27 de agosto de 2014

Películas rodadas en un solo escenario

Por Luís Fernández

Decisión arriesgada donde las haya. Situar la acción en una única localización requiere de una gran habilidad para la dirección y de un buen guión para evitar perder al espectador. Veremos aquí algunos ejemplos de películas que sobreviven con bastante holgura al reto, y alguna otra que se quede a medias. Veamos algunos de estos peculiares lugares reconvertidos en único escenario de película…

Un coche...

Tom Hardy interpreta en ‘LOCKE’ (2013) a un hombre de apariencia normal y vida acomodada hasta la recepción de una llamada. Una llamada que trastocará su vida. Un vehículo como única localización para este drama psicológico en la carretera.

Un ataúd...

Una producción española dirigida por Rodrigo Cortés sobre un contratista civil en Irak. ‘BURIED’ (2010) desarrollaba toda su acción con  Ryan Reinolds enterrado en un ataúd. Magnífica interpretación protagonista, que difícilmente se repetirá... Agobiante, asfixiante y efectiva. Enorme ejercicio de tensión y dirección. 

Una cama...

Un drama chileno sobre la intimidad, el sexo, la confianza… Dos personas se conocen en un café, hablan y deciden alquilar una habitación de hotel. ‘EN LA CAMA’ (2005) nos presentaba a dos personajes desnudos, bien escritos y mejor interpretados. Pequeña en factura y repercusión, grande en intenciones. A reivindicar.

Una sala de jurado...

Sidney Lumet encerraba a sus protagonistas para juzgar a un adolescente acusado de matar a su padre. Un único jurado cree en la inocencia del chico. ¿Conseguirá convencer a los demás? ’12 HOMBRES SIN PIEDAD’ (1957), uno de los mejores dramas judiciales de la historia. Una lección de dirección.

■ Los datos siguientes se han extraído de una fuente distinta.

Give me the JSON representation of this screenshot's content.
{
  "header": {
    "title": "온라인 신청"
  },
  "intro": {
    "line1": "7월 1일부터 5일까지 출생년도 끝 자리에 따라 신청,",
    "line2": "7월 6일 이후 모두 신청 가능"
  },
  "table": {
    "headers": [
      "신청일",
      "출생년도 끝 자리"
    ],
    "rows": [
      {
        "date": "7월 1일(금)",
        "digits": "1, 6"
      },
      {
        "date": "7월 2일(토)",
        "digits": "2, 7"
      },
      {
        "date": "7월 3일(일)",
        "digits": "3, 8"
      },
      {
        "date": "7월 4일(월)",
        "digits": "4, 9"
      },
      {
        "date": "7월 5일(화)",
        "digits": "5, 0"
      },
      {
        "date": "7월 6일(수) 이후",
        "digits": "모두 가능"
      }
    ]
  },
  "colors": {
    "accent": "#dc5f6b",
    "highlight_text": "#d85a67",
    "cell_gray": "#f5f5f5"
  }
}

Una habitación con vistas...

No podía faltar el maestro de la tensión, el artífice de nuestras granes taquicardias… Alfred Hitchcock hacía de ‘LA VENTANA INDISCRETA’ (1954) todo un discurso sobre las apariencias, la sospecha y la desconfianza. Un hombre en silla de ruedas cuya única distracción es observar a sus vecinos. Magnífica.

Un baño... 

A pesar de que cuenta con un par de escenas con diferentes escenarios, el gran valor ‘SAW’ (2004) residía en la utilización de un baño como principal escenario. Dos personajes encadenados que desconocen donde se encuentran ni porqué. Lástima que sus lastimeras secuelas no mantuvieran el buen hacer de esta primera entrega.

Una cabina de teléfono...

Colin Pharrel atrapado en una cabina, bajo las amenazas de un francotirador. Todo suena a ingredientes para un gran fracaso. Y sin embargo ‘ÚLTIMA LLAMADA’ (2002) se las arregla para convertirse en un efectivo thriller. Tremendamente entretenida. Tan vacía en cuanto a argumento como eficaz.

Un ascensor...

‘LA TRAMPA DEL MAL’ (2010) está basada en una historia de M. Night Shyamalan. Cinco personas se quedarán atrapadas en un ascensor. Una de ellas es el diablo. Que empiece el espectáculo. Tan buena idea como fallida película.